Defining 'Rural' on the Road to Rural Schools
BY ALLEN C. PRATT/School Administrator, October 2018

In January 2017, a few months after being hired as executive director of the National Rural Education Association, I began making connections with our members and connecting with potential members. I did not realize at the outset that my travel adventures would take me to 48 states with in-depth visits in a dozen states, stretching from Montana to Alabama.

Along the way, I discovered that how one defines “rural” differs from one region or state to the next and what rural school leaders need foremost also differs markedly depending on the school district’s geography.
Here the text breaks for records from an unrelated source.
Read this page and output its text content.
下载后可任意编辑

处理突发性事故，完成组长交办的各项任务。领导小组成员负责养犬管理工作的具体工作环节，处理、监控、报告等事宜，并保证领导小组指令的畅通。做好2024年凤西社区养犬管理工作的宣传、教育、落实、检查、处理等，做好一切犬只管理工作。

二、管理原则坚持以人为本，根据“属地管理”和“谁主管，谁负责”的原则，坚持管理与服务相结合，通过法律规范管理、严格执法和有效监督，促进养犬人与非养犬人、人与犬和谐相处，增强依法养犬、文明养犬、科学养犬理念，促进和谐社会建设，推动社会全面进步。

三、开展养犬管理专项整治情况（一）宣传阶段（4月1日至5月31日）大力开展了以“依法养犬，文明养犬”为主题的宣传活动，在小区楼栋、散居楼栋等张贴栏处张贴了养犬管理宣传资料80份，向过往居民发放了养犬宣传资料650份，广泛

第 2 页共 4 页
The pure definition of what it means to be a rural school is as different as the language dialects across these regions. Rural remote locations in east Tennessee look vastly different from remote communities in Montana. Rural school districts in Tennessee may consist of 1,500 students up to 3,500 students. I made stops in rural counties with K-8 schools enrolling as few as eight students and high schools with 350 students. Local shopping for the basics sat an hour or more away from some school communities.

A School Visit
Never more pronounced was the varying definition of rural schooling than during my visit to a one-room schoolhouse in Gold Creek, Mont. The town of Gold Creek sits between Missoula and the state capital of Helena. Gold Creek’s K-8 school served eight students at the time, with one teacher and one teaching assistant. I was accompanied by the late Jules Waber, then the superintendent in Powell County, Mont. Waber’s jurisdiction covered several schools scattered across the expansive county. I rode along snow-covered roads, stopping long enough for Waber to share stories of the region and telling me he has seen snow on July 4 in the higher elevations in years past.
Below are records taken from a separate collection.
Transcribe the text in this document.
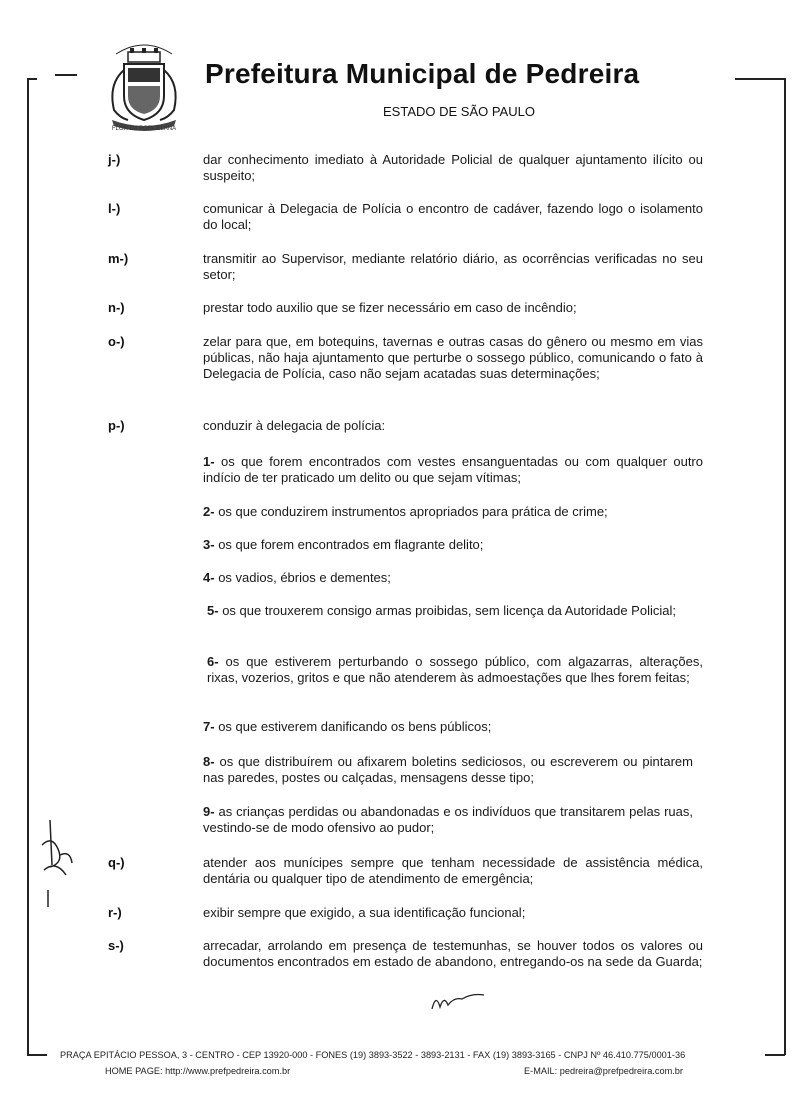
FLOR DA PORCELANA
Prefeitura Municipal de Pedreira
ESTADO DE SÃO PAULO
j-)	dar conhecimento imediato à Autoridade Policial de qualquer ajuntamento ilícito ou suspeito;
l-)	comunicar à Delegacia de Polícia o encontro de cadáver, fazendo logo o isolamento do local;
m-)	transmitir ao Supervisor, mediante relatório diário, as ocorrências verificadas no seu setor;
n-)	prestar todo auxilio que se fizer necessário em caso de incêndio;
o-)	zelar para que, em botequins, tavernas e outras casas do gênero ou mesmo em vias públicas, não haja ajuntamento que perturbe o sossego público, comunicando o fato à Delegacia de Polícia, caso não sejam acatadas suas determinações;
p-)	conduzir à delegacia de polícia:
1- os que forem encontrados com vestes ensanguentadas ou com qualquer outro indício de ter praticado um delito ou que sejam vítimas;
2- os que conduzirem instrumentos apropriados para prática de crime;
3- os que forem encontrados em flagrante delito;
4- os vadios, ébrios e dementes;
5- os que trouxerem consigo armas proibidas, sem licença da Autoridade Policial;
6- os que estiverem perturbando o sossego público, com algazarras, alterações, rixas, vozerios, gritos e que não atenderem às admoestações que lhes forem feitas;
7- os que estiverem danificando os bens públicos;
8- os que distribuírem ou afixarem boletins sediciosos, ou escreverem ou pintarem nas paredes, postes ou calçadas, mensagens desse tipo;
9- as crianças perdidas ou abandonadas e os indivíduos que transitarem pelas ruas, vestindo-se de modo ofensivo ao pudor;
q-)	atender aos munícipes sempre que tenham necessidade de assistência médica, dentária ou qualquer tipo de atendimento de emergência;
r-)	exibir sempre que exigido, a sua identificação funcional;
s-)	arrecadar, arrolando em presença de testemunhas, se houver todos os valores ou documentos encontrados em estado de abandono, entregando-os na sede da Guarda;
PRAÇA EPITÁCIO PESSOA, 3 - CENTRO - CEP 13920-000 - FONES (19) 3893-3522 - 3893-2131 - FAX (19) 3893-3165 - CNPJ Nº 46.410.775/0001-36
HOME PAGE: http://www.prefpedreira.com.br	E-MAIL: pedreira@prefpedreira.com.br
I arrived at the school in Gold Creek with a basic understanding of how the school would operate and the students would address learning in our technology-obsessed world. When we walked in, the students were busy working in groups, older students helping the younger students. Students used iPads and desktop computers to work jointly on projects. The teacher worked with younger students to finish the morning lesson on counting money.

Once the teacher introduced me, the students wanted to know about my work and more importantly about Tennessee, where I live and work in school administration at the county and state levels. The students asked me to describe the local elementary school in the town I live in. I told them it was a smaller school with around 350 K-6 students. They laughed when I said smaller school. The students wondered if the school used computers and could connect on Skype. I remember thinking this school is more advanced than many back home, but is more remote than any school in Tennessee.

One young girl asked me to talk about the lunch room at the school near my home. Students at Gold Creek do not have a cafeteria so each student brings his or her lunch. At times, a local family will feed the students in Gold Creek, whose school operates Mondays through Thursdays. The students start the school day around 7:15 a.m. and head home by car around 4:15 p.m. 

An Expansive Definition
Rural schooling should not be defined by zip codes or researchers’ terms. It is a matter of perspective and understanding. It is defined by how long it takes people to drive to a store or a landmark on the map.

Rural education can be cutting-edge — from one-room schoolhouses to larger self-defined rural schools. Rural is a true sense of feeling, community and understanding.